You might just need to design a better tiny submarine to win the South China Sea, former SEAL says

The US needs to develop and deploy more small, stealthy boats capable of destabilizing China’s navy, a special-operations captain for the U.S. and a former Navy SEAL told a House panel Thursday. China’s maritime…

You might just need to design a better tiny submarine to win the South China Sea, former SEAL says

The US needs to develop and deploy more small, stealthy boats capable of destabilizing China’s navy, a special-operations captain for the U.S. and a former Navy SEAL told a House panel Thursday.

China’s maritime expansion has disrupted patterns that have been important to the U.S. for two centuries, and the Chinese navy’s moves might have little to do with the countries’ founding principle of freedom of navigation, the commandos said.

“China has established a foreign policy that doesn’t seem consistent with our history,” said retired Navy SEAL Mike Toms, a consultant for Elliott Management Corp. and a former officer with the Joint Special Operations Command.

Speaking before the House Armed Services strategic forces subcommittee, Toms and JSOC Rear Adm. Daniel Hill, then deputy assistant secretary of defense for special operations and low-intensity conflict, suggested that the U.S. develop smaller, more efficient systems to give China a run for its money.

“The number one skill of submariners of today will be the ability to detect and operate against a much more agile target,” Hill said. “If you want to defeat China, you need to defeat China, not just disrupt it.”

“You need to disrupt its little boats and sensor class assets, particularly in the continental U.S.,” he added.

The comments came just weeks after China equipped four ships with “green”) laser beams capable of blinding targets, including U.S. ships.

China’s deployment is worrisome, Hill said, because “the Chinese navy is clearly trying to make a presence to assert its right to create military capabilities.”

China has also taken advantage of several years of gradual declines in maintenance readiness, slashing training fleets from 28 to 20 ships, Hill said.

They are 70 percent below where they should be, the Navy spokesman said.
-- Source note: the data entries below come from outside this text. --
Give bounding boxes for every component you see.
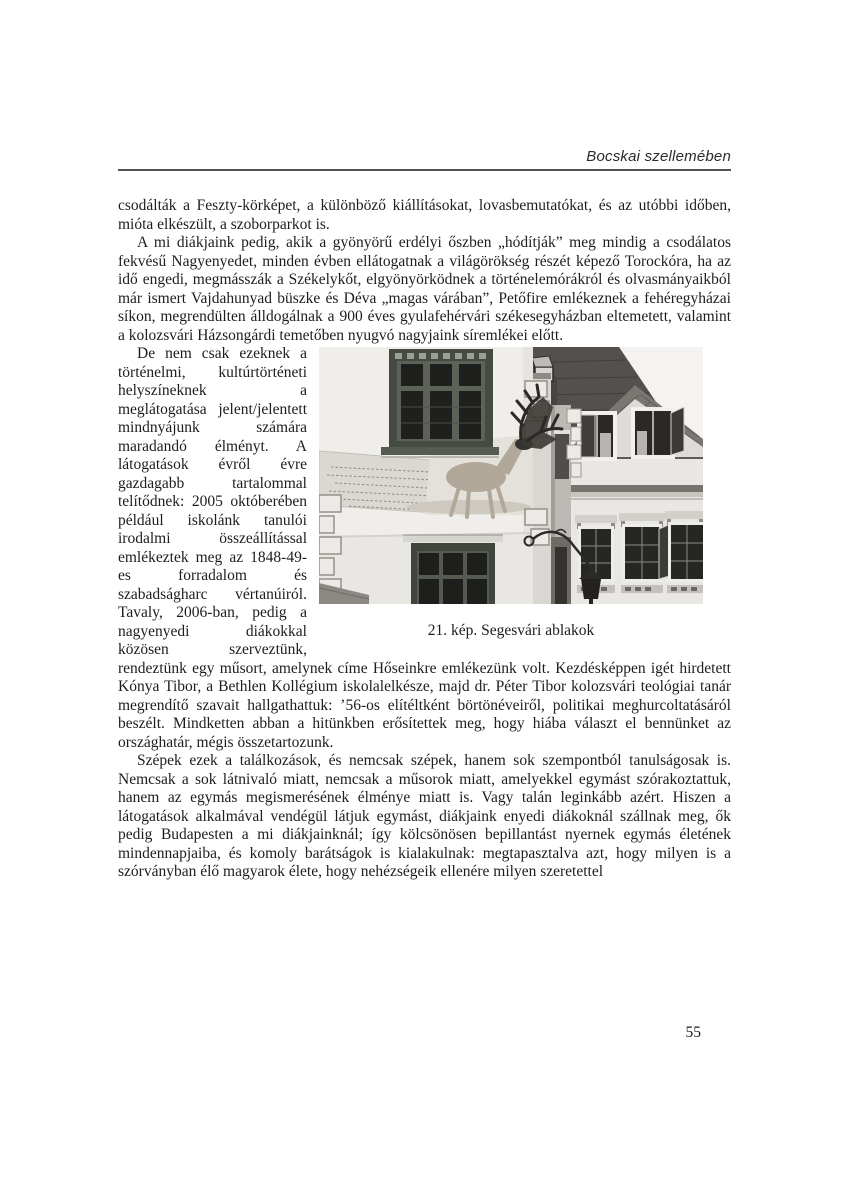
running-head: Bocskai szellemében (118, 148, 731, 171)
photo-segesvari-ablakok (319, 347, 703, 604)
paragraph-3-block (118, 345, 731, 752)
photo-illustration (319, 347, 703, 604)
page-number: 55 (685, 1024, 701, 1041)
upper-window (381, 349, 499, 457)
page-content (118, 148, 731, 882)
lower-stag-house-window (403, 535, 503, 604)
paragraph-3: De nem csak ezeknek a történelmi, kultúrtörténeti helyszíneknek a meglátogatása jelent/jelentett mindnyájunk számára maradandó élményt. A látogatások évről évre gazdagabb tartalommal telítődnek: 2005 októberében például iskolánk tanulói irodalmi összeállítással emlékeztek meg az 1848-49-es forradalom és szabadságharc vértanúiról. Tavaly, 2006-ban, pedig a nagyenyedi diákokkal közösen szerveztünk, rendeztünk egy műsort, amelynek címe Hőseinkre emlékezünk volt. Kezdésképpen igét hirdetett Kónya Tibor, a Bethlen Kollégium iskolalelkésze, majd dr. Péter Tibor kolozsvári teológiai tanár megrendítő szavait hallgathattuk: ’56-os elítéltként börtönéveiről, politikai meghurcoltatásáról beszélt. Mindketten abban a hitünkben erősítettek meg, hogy hiába választ el bennünket az országhatár, mégis összetartozunk. (118, 345, 731, 751)
gable-window-right (631, 407, 684, 459)
figure-caption: 21. kép. Segesvári ablakok (427, 622, 595, 639)
left-edge-quoins (319, 495, 341, 596)
figure-segesvari-ablakok (319, 347, 703, 640)
lower-window-3 (665, 511, 703, 593)
paragraph-2: A mi diákjaink pedig, akik a gyönyörű erdélyi őszben „hódítják” meg mindig a csodálatos fekvésű Nagyenyedet, minden évben ellátogatnak a világörökség részét képező Torockóra, ha az idő engedi, megmásszák a Székelykőt, elgyönyörködnek a történelemórákról és olvasmányaikból már ismert Vajdahunyad büszke és Déva „magas várában”, Petőfire emlékeznek a fehéregyházai síkon, megrendülten álldogálnak a 900 éves gyulafehérvári székesegyházban eltemetett, valamint a kolozsvári Házsongárdi temetőben nyugvó nagyjaink síremlékei előtt. (118, 234, 731, 344)
page-header (118, 148, 731, 171)
paragraph-1: csodálták a Feszty-körképet, a különböző kiállításokat, lovasbemutatókat, és az utóbbi időben, mióta elkészült, a szoborparkot is. (118, 197, 731, 233)
paragraph-4: Szépek ezek a találkozások, és nemcsak szépek, hanem sok szempontból tanulságosak is. Nemcsak a sok látnivaló miatt, nemcsak a műsorok miatt, amelyekkel egymást szórakoztattuk, hanem az egymás megismerésének élménye miatt is. Vagy talán leginkább azért. Hiszen a látogatások alkalmával vendégül látjuk egymást, diákjaink enyedi diákoknál szállnak meg, ők pedig Budapesten a mi diákjainknál; így kölcsönösen bepillantást nyernek egymás életének mindennapjaiba, és komoly barátságok is kialakulnak: megtapasztalva azt, hogy milyen is a szórványban élő magyarok élete, hogy nehézségeik ellenére milyen szeretettel (118, 752, 731, 880)
body-text (118, 197, 731, 882)
recessed-wall-strip (549, 405, 571, 604)
gable-window-left (577, 411, 617, 461)
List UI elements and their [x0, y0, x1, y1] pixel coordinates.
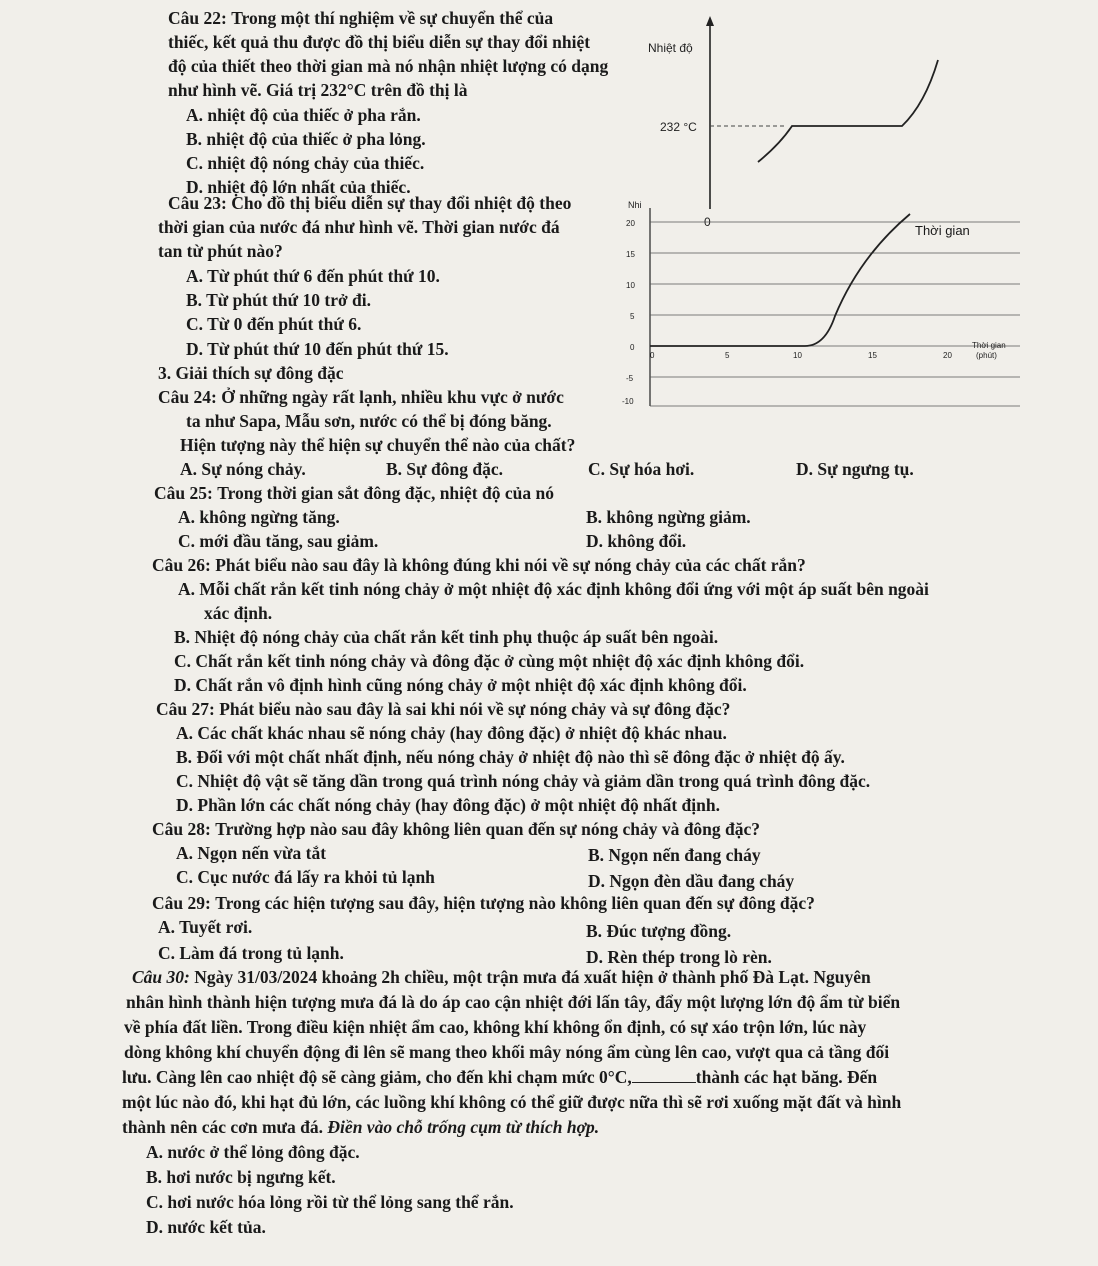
q27-option-a: A. Các chất khác nhau sẽ nóng chảy (hay đông đặc) ở nhiệt độ khác nhau.: [176, 723, 727, 743]
q29-option-a: A. Tuyết rơi.: [158, 917, 253, 937]
q30-line-3: về phía đất liền. Trong điều kiện nhiệt ẩm cao, không khí không ổn định, có sự xáo trộn lớn, lúc này: [124, 1017, 867, 1037]
q26-option-d: D. Chất rắn vô định hình cũng nóng chảy ở một nhiệt độ xác định không đổi.: [174, 675, 747, 695]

The U.S. has stationed 300 special operators with the Hawaii-based USS Carl Vinson escort to secure passage for U.S. Navy ships sailing through the South China Sea, Hill said.

Now the Chinese navy is shifting to “more coherent operations that can be quickly planned, rehearsed and executed,” Hill said.

The American and Chinese navies already operate side by side, at each other’s maritime outposts like Woody Island, Hill said.

“You can imagine as those two navies are performing joint operations” such as the November 1971 Malabar naval exercise, “a third party like Russia is just a phone call away,” he said.

While Chinese military expansion isn’t out of step with historical norms, the Chinese side appears to be confusing it with America’s purpose.

“The reason we have gotten where we are today is we built a reputation for ourselves that made it easy for others to follow,” Hill said.

“What I would suggest the United States do is continue to get more credible, more capable, more small,” he said.

“China will remain a lesser navy in the years to come,” said Capt. Stephen F. Samson, director of policy for Naval Special Warfare Command.

A harder U.S. stance against Chinese territorial claims and use of coercion in the South China Sea have caused Beijing to commit hundreds of millions of dollars to upgrade its shipbuilding program to avoid an imbalance in “sheer magnitude,” he said.

Samson told The Washington Post that, by and large, the effort to deepen U.S. partnerships and access to growing Southeast Asian markets was very productive.

Samson did allow that relations remained tense because of uncertainty over some initiatives, but he insisted the relationship was constructive.

“We have a long history of genuine goodwill,” he said.